Dril-Quip, Inc., an oilfield services company headquartered in Houston, reported net income of $50.8 million for the three months ended September 30, 2015, versus net income of $55.7 million for the third quarter of 2014.
The company said its third quarter 2015 results were favorably impacted by an after-tax foreign exchange gain of $5.1 million, as compared to an after-tax foreign exchange gain of $3.1 million during the third quarter of 2014. According to the company, total revenues were $201.4 million during the quarter ended September 30, 2015, compared to $241.7 million for the same period in 2014.
For the nine months ended September 30, 2015, net income was $143.7 million, compared with net income of $149.6 million for the same period in 2014.
Dril-Quip says its results for the first nine months of 2015 were favorably impacted by an after-tax foreign exchange gain of $860,000, as compared to an after-tax foreign exchange gain of $800,000 during the first three quarters of 2014. The company reported total revenues to be $642.7 million during the nine months ended September 30, 2015, compared to $676.1 million during the same period in 2014.
Backlog hit by order cancelations
In addition, the company announced that its backlog at September 30, 2015, was $824 million, compared to its June 30, 2015, backlog of $974 million and its September 30, 2014, backlog of approximately $1.25 billion.
Dril-Quip said that its backlog balance during the third quarter 2015 was negatively impacted by purchase order cancelations and revisions totaling approximately $23 million and currency translation adjustments of approximately $13 million due primarily to the strengthening of the U.S. dollar versus the Brazilian real.
Blake DeBerry, Dril-Quip’s President and CEO, said: “Despite the fact that third quarter 2015 revenues fell below forecasts, we were pleased that our gross margins exceeded expectations and allowed us to achieve diluted earnings per share at the upper range of our guidance.
“Even though declining oil prices and continuing difficult market conditions have resulted in depressed booking levels, we continue to believe that our strong balance sheet and free cash flow will allow us to enhance long-term shareholder value.”
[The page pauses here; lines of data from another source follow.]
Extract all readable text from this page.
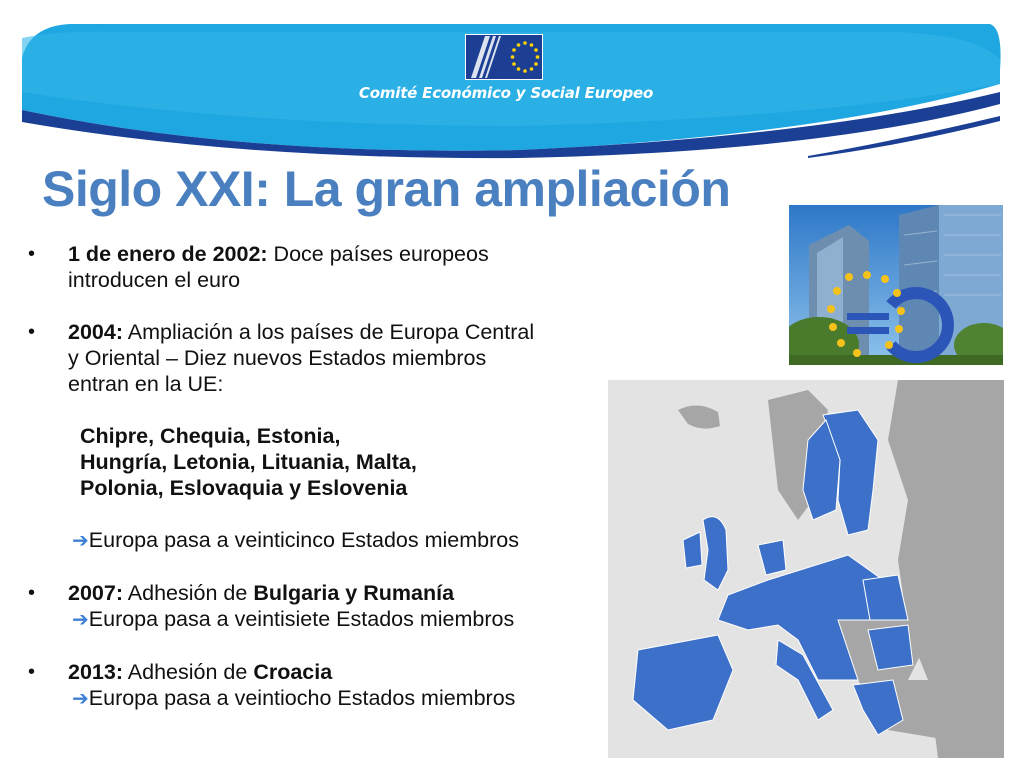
Comité Económico y Social Europeo
Siglo XXI: La gran ampliación
• 1 de enero de 2002: Doce países europeos
introducen el euro
• 2004: Ampliación a los países de Europa Central
y Oriental – Diez nuevos Estados miembros
entran en la UE:
Chipre, Chequia, Estonia,
Hungría, Letonia, Lituania, Malta,
Polonia, Eslovaquia y Eslovenia
➔Europa pasa a veinticinco Estados miembros
• 2007: Adhesión de Bulgaria y Rumanía
➔Europa pasa a veintisiete Estados miembros
• 2013: Adhesión de Croacia
➔Europa pasa a veintiocho Estados miembros
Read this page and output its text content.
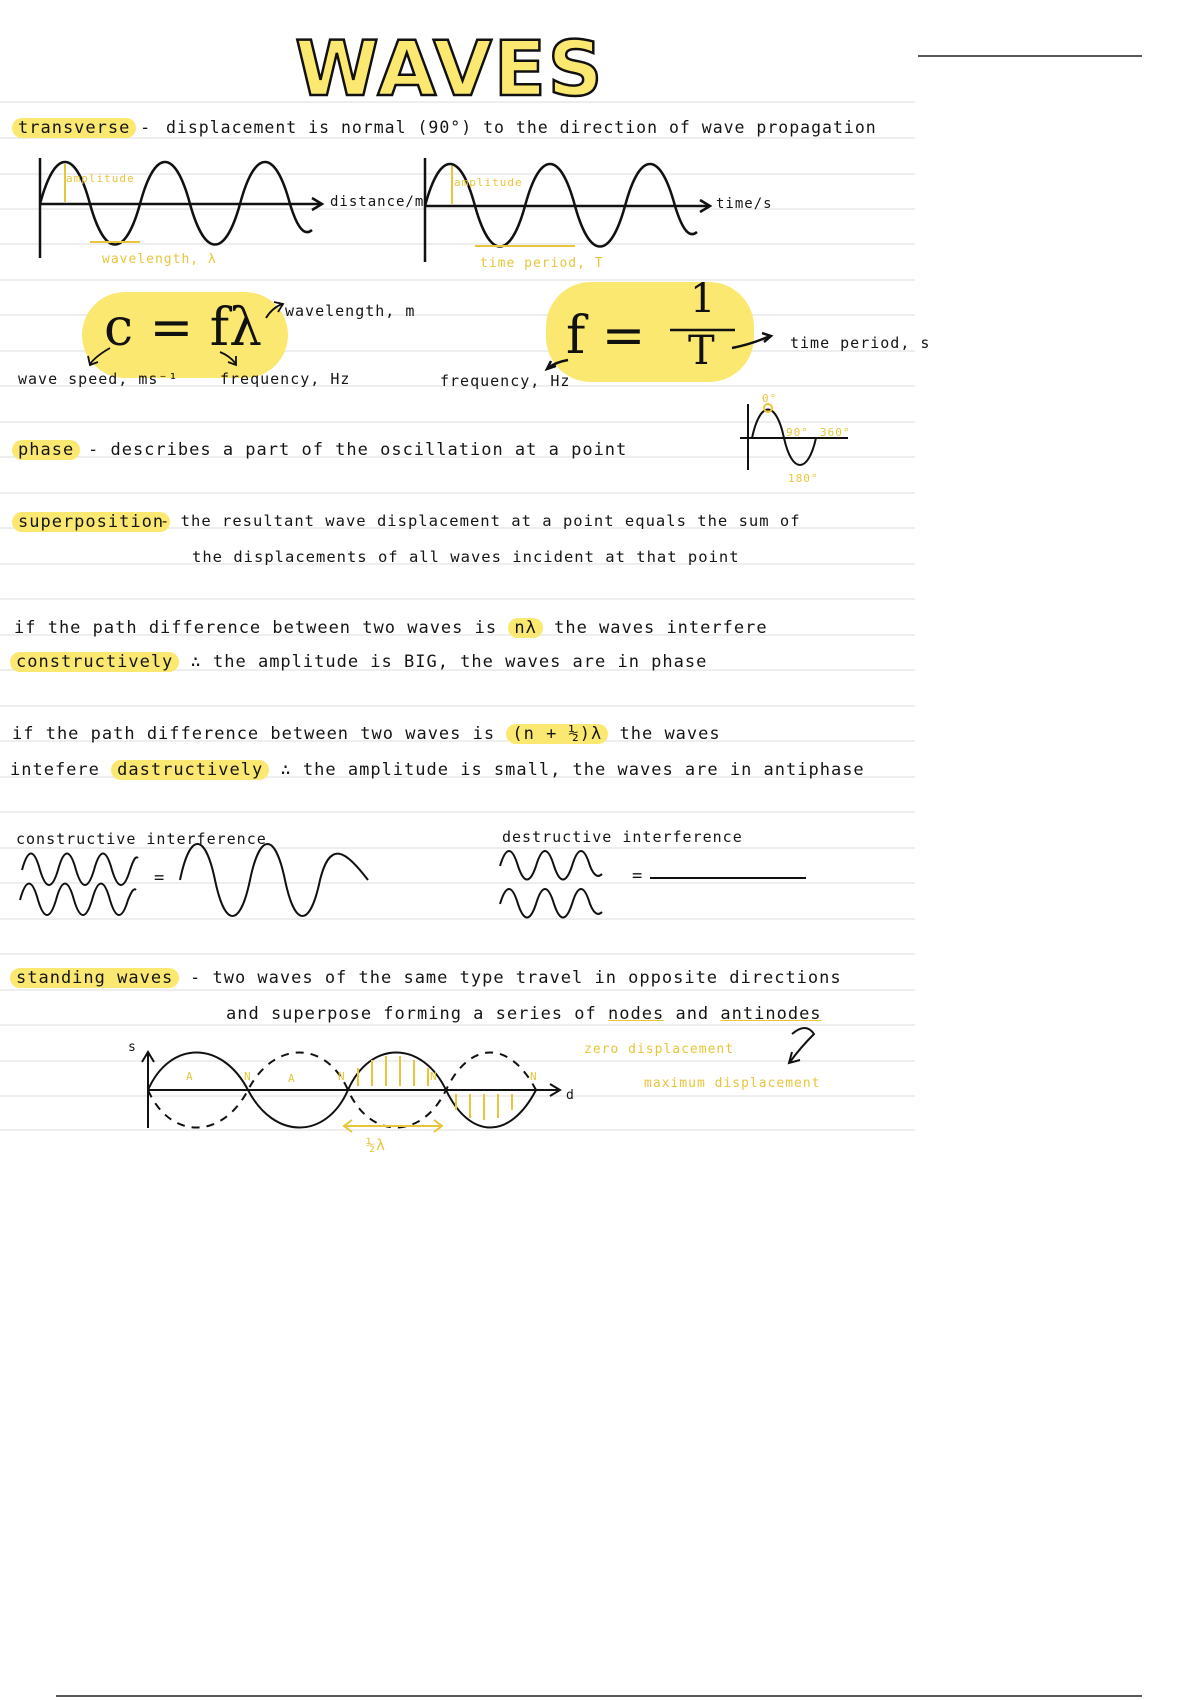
WAVES
transverse - displacement is normal (90°) to the direction of wave propagation
amplitude
distance/m
wavelength, λ
amplitude
time/s
time period, T
c = fλ wavelength, m
wave speed, ms⁻¹	frequency, Hz
f =
1
T	time period, s
frequency, Hz
phase - describes a part of the oscillation at a point
0°
90°
180°
360°
superposition
- the resultant wave displacement at a point equals the sum of
the displacements of all waves incident at that point
if the path difference between two waves is nλ the waves interfere
constructively ∴ the amplitude is BIG, the waves are in phase
if the path difference between two waves is (n + ½)λ the waves
intefere dastructively ∴ the amplitude is small, the waves are in antiphase
constructive interference	destructive interference
=	=
standing waves - two waves of the same type travel in opposite directions
and superpose forming a series of nodes and antinodes
zero displacement
maximum displacement
s
d
A	A
N	N	N	N
½λ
Based upon current market conditions and excluding foreign currency gains/losses or any unusual items, the company says it expects its earnings per diluted share for the quarter ending December 31, 2015, to approximate $1.00 to $1.10 per share. Dril-Quip adds that it expects its full-year 2015 earnings per diluted share to be in the range of $4.70 to $4.80, excluding foreign currency gains/losses or any unusual items.